“My summer has stayed with me all my life,” muses the narrator of the melodrama “Saving Grace B. Jones.” “If you saw that summer in a movie, you’d never believe it really happened.” True enough.
Movie Reviews
‘Saving Grace B. Jones’ will drive you mad | 1 star
December 14
By STEPHEN HOLDEN
The New York Times
That girlish voice belongs to the actress Connie Stevens, now 74, making her directorial debut with a semi-autobiographical film completed in 2007. In the screenplay, written by Stevens and Jeffry Elison, she is the grown-up voice of Carrie (Rylee Fansler), looking back to a summer in the early 1950s, when, after witnessing a murder, she was sent from Brooklyn to live with friends of her father’s, Landy (Michael Biehn) and Bea (Penelope Ann Miller), in Boonville, Mo.
Shortly after Carrie arrives in Missouri, the husband retrieves his unstable sister, Grace (Tatum O’Neal), from a mental hospital where she has been for 17 years. From the glimpse we have of the place, with its head nurse played by Piper Laurie as a grim destroyer of lost souls, it is a chamber of horrors.
O’Neal’s Grace is a fluttery Blanche DuBois type who transforms into a ranting madwoman wreaking havoc. Instead of an ax, she wields scissors. From here on, the movie is a grotesquely overacted, ineptly staged screamfest.

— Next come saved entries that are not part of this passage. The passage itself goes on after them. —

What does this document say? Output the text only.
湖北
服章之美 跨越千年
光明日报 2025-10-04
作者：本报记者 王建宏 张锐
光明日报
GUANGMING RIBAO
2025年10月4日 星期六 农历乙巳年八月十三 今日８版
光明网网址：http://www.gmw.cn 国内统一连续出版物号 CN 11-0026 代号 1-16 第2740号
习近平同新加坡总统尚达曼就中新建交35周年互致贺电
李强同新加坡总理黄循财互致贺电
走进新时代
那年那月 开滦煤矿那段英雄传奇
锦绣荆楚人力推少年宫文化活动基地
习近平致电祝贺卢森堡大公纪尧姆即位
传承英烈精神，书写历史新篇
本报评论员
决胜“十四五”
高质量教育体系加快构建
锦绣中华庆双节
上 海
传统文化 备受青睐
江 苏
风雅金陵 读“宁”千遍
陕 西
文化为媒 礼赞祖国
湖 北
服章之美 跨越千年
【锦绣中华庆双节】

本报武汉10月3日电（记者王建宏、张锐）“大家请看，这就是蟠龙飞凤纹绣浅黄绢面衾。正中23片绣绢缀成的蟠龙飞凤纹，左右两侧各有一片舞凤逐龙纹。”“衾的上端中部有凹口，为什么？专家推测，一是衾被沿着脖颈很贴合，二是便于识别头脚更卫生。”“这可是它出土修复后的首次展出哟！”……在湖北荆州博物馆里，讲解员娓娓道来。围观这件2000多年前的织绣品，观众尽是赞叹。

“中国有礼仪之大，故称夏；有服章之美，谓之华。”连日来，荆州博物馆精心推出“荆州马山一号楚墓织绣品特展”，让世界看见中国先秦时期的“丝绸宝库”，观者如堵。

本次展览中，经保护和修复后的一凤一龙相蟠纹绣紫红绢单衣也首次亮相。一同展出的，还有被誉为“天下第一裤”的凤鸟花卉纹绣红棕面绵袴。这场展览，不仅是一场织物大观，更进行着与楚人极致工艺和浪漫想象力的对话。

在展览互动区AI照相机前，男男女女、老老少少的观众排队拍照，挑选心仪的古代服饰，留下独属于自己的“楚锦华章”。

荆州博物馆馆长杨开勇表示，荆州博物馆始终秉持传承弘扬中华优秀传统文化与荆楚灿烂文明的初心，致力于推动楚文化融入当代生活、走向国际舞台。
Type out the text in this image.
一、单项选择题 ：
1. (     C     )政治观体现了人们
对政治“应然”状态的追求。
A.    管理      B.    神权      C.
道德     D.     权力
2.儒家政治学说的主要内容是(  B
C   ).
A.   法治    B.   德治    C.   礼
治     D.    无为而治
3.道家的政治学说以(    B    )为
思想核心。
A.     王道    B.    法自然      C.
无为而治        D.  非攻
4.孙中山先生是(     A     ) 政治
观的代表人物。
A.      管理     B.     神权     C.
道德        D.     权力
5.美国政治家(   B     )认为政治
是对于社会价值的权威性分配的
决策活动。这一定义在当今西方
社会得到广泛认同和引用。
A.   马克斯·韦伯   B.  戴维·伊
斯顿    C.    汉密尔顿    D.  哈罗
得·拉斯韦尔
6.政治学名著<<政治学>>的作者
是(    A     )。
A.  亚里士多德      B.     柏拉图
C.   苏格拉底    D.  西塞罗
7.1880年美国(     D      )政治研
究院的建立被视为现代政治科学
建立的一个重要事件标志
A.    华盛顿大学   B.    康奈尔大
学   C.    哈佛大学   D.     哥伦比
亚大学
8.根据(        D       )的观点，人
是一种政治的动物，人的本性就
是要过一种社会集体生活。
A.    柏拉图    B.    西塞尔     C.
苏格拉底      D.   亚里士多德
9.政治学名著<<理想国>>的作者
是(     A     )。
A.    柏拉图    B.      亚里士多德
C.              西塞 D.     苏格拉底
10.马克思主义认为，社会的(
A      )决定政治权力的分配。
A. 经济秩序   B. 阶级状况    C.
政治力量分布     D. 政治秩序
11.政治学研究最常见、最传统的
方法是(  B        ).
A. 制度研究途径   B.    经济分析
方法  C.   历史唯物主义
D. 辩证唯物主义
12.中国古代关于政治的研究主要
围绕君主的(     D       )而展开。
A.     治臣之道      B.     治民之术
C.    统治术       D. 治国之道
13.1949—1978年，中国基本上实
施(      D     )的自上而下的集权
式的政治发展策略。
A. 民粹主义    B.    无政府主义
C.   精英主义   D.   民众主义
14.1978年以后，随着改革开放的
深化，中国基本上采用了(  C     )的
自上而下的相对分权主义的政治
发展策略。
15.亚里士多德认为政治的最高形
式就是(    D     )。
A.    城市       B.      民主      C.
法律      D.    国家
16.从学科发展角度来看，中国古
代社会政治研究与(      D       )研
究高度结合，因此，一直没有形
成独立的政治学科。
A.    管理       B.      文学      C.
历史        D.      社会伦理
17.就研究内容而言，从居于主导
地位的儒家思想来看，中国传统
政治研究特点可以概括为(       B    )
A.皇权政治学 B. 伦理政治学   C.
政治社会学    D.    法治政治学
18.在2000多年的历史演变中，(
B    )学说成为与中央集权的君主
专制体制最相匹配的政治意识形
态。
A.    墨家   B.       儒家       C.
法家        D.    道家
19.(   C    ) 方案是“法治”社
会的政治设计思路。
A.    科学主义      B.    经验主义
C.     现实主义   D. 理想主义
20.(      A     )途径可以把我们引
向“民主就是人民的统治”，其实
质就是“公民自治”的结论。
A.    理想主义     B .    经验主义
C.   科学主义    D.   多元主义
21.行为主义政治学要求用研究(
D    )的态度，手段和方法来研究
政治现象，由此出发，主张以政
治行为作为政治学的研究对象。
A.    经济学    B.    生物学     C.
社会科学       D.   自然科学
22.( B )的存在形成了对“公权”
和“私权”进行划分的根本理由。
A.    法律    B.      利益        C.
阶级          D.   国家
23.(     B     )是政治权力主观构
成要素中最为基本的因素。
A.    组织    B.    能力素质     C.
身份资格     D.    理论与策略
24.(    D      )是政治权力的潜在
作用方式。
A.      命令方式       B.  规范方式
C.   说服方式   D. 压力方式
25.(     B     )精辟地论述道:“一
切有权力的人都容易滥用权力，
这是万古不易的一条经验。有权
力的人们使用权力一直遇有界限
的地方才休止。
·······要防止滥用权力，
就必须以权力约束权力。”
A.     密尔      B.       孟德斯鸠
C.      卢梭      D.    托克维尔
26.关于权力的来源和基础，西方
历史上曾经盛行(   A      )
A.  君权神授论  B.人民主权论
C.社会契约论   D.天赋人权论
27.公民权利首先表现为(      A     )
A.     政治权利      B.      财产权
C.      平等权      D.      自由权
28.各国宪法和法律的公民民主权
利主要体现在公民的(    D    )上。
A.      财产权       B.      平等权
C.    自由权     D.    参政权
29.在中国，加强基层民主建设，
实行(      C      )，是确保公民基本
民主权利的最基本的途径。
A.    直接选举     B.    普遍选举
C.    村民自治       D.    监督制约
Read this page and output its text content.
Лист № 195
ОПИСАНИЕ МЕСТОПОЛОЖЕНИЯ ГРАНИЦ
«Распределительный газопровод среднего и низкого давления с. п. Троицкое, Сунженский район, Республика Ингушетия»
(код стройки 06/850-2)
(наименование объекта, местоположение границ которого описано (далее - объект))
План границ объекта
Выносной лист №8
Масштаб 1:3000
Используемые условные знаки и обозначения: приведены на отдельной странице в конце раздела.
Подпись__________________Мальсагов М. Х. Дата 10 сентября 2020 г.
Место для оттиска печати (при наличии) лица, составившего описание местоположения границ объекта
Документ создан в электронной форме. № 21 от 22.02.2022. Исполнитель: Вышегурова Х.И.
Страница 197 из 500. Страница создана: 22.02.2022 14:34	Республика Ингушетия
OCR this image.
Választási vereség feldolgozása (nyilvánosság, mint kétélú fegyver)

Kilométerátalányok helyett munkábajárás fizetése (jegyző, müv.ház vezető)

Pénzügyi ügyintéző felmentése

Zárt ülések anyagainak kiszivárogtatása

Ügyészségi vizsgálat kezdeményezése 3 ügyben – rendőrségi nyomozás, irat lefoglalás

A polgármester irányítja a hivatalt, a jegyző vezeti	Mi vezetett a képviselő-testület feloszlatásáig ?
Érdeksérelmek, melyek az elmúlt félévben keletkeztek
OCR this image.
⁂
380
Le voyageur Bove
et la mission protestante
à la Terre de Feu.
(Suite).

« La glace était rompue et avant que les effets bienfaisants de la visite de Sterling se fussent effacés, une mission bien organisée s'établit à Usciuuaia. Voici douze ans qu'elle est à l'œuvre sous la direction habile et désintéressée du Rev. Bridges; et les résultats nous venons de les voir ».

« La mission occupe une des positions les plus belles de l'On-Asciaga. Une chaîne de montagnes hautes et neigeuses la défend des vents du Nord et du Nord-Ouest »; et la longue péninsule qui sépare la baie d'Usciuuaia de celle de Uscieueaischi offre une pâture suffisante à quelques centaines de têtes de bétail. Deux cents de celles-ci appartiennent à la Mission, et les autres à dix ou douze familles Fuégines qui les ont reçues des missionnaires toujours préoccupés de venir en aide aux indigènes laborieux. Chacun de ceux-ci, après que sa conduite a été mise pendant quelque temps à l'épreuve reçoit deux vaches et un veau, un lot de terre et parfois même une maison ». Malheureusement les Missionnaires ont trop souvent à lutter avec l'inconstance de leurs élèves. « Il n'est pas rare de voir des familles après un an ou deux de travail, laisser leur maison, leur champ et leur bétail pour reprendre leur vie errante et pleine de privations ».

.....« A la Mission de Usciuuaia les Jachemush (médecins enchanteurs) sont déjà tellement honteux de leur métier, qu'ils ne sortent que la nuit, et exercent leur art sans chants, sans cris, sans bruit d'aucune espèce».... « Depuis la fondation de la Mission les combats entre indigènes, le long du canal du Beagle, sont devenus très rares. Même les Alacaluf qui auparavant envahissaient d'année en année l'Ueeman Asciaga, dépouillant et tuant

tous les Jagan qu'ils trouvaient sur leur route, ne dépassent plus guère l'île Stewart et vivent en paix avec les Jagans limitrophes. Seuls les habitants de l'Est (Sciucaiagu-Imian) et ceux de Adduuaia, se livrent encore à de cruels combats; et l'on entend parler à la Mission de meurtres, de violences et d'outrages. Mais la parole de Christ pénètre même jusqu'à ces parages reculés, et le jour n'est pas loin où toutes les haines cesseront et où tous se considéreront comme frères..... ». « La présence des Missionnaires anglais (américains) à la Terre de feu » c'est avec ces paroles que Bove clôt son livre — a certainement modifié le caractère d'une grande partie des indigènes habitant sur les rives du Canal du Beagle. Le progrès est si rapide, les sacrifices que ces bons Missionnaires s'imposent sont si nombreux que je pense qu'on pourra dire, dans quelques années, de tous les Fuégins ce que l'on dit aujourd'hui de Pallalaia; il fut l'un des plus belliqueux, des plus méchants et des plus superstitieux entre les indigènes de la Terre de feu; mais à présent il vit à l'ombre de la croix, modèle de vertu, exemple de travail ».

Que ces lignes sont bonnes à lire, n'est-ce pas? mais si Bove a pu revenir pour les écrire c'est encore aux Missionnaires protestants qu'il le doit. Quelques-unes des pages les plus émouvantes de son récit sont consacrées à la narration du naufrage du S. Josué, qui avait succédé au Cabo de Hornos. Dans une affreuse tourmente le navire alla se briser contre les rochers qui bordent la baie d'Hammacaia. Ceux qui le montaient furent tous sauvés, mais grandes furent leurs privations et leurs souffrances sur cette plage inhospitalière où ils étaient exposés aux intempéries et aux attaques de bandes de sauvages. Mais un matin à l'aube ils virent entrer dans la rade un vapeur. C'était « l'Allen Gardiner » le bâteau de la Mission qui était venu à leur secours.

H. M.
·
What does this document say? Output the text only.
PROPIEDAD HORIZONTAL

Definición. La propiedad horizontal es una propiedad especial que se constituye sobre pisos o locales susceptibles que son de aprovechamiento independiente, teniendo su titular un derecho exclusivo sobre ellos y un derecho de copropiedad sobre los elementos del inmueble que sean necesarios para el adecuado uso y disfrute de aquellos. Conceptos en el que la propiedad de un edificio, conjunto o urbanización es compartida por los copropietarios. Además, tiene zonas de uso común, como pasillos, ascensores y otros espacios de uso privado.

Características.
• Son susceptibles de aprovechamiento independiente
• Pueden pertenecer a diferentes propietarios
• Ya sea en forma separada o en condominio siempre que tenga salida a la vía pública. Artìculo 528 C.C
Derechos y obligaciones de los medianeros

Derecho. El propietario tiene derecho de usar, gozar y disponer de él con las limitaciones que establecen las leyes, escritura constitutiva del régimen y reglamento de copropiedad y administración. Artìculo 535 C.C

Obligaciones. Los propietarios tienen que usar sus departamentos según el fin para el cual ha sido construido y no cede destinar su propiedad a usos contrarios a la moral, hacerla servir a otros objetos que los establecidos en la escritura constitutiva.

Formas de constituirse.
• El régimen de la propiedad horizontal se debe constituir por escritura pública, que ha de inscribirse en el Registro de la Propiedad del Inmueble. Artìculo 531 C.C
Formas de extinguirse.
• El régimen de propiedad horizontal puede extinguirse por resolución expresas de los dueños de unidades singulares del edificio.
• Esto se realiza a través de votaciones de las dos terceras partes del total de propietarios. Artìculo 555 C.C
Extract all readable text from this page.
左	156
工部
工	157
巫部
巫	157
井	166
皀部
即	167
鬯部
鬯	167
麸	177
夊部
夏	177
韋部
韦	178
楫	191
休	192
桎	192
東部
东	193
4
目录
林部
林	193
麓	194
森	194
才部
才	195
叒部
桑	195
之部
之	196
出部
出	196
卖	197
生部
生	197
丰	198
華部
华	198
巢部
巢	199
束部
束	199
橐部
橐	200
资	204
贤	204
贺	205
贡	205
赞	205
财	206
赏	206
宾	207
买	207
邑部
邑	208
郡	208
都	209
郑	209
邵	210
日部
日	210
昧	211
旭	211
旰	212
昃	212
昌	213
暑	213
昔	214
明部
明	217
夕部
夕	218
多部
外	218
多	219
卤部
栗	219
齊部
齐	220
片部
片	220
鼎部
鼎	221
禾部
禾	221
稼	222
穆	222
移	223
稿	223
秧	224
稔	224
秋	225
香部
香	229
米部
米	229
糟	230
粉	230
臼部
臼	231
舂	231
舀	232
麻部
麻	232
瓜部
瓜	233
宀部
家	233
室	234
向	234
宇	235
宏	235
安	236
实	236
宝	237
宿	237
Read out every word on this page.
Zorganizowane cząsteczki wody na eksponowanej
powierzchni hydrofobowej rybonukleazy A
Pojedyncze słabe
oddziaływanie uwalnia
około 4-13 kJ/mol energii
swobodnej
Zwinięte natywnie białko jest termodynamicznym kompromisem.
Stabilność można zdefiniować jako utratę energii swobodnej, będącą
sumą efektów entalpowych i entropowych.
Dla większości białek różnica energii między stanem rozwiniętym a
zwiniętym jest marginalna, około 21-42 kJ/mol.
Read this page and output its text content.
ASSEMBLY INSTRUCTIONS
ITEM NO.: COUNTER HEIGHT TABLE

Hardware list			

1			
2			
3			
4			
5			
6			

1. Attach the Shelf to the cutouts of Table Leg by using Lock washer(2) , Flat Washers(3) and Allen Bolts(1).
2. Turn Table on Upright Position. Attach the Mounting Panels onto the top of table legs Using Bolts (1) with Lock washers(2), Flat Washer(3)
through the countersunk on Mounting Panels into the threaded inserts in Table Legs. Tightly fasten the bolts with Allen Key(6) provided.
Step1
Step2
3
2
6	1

The freakout by Grace coincides with a catastrophic flood, during which a boating accident unleashes her demons. Until then, O’Neal has her moments, but the decision to portray her as a raving maniac yields diminishing returns. Eventually, when everyone is yelling while it rains buckets, you want to put your fingers in your ears and howl, “Enough!”